麺は低加水の中細ストレート麺でスープの絡みも良く麺をすすれば魚介系の香りを引き連れてやって来る。スープも香味油もサラリとしているので必要以上な塩気は持ち上げないので小麦の風味も損ねない。

具材は初期値でも焼豚が二種類。白金豚の部位違いだ。先に脂身のないモモ肉から。やや薄切りにスライスされているが肉質の強さで食べ応えがある。味付けが控えめなので噛んでるうちに野性味の悪い部分が出てくるの塩気はそのままで香辛料がもう少し効いていてもいいかと。次に表皮にしっかりと脂身の付いたロース肉をいただく。さすがはブランド豚のロース肉だけあって脂身も甘く臭みなどひとつも無い。赤身もモモ肉に比べて柔らかくしっとりいたが残念な事に端の三角になった部分だったので筋が残った。しかも前々回の同じメニューの時は焼豚が三枚だったのになと思う。

メンマも少し残念だった。下処理も良く好みの発酵臭もあり味付けも絶妙でこちらの穂先メンマは好みのひとつだったのだが薄切りながらも二本入っているはずのメンマが一本と半分以下しか入ってなかったのだ。一本は根元から穂先まできっちり揃っていたが、もう一本は根元の3センチしか無く丼中を捜索したが見つからなかった。ケチな事を言うようだがメンマを楽しみにしてただけに哀しかった。

薬味の青ねぎも香りと食感のために好演していた。香りよりも歯応えが信条の瀬戸内海の海苔も以前より小さく感じて寂しかった。

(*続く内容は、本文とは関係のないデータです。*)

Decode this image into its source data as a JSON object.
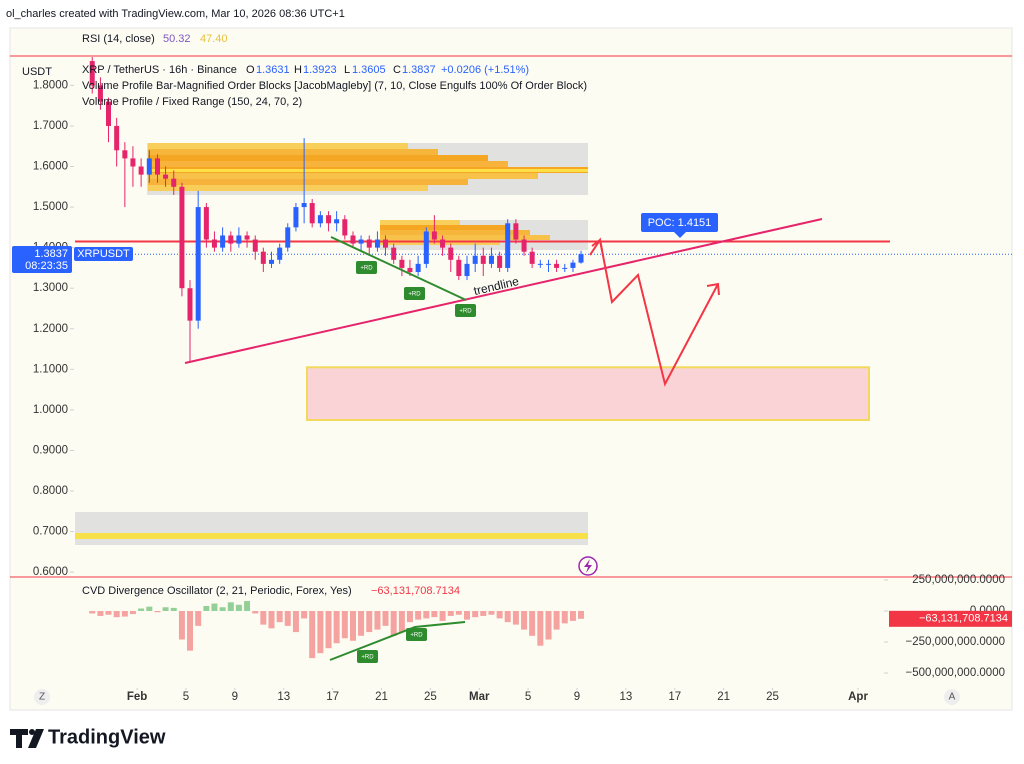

しかし全体の味には影響がなく両手で重みのある砥部焼の丼を持ち上げてスープまで完飲して器を置いた。

メンマが短かったとか焼豚が端っこだったとかは盛り付けの際の具材の割り当ての問題だけなのだが本日は不遇だったとしか言いようが無いと言い聞かせた。大好きな店だけに一期一麺の大きさを大切に思い、空腹は満たされても心は満たされないと感じた一杯でした。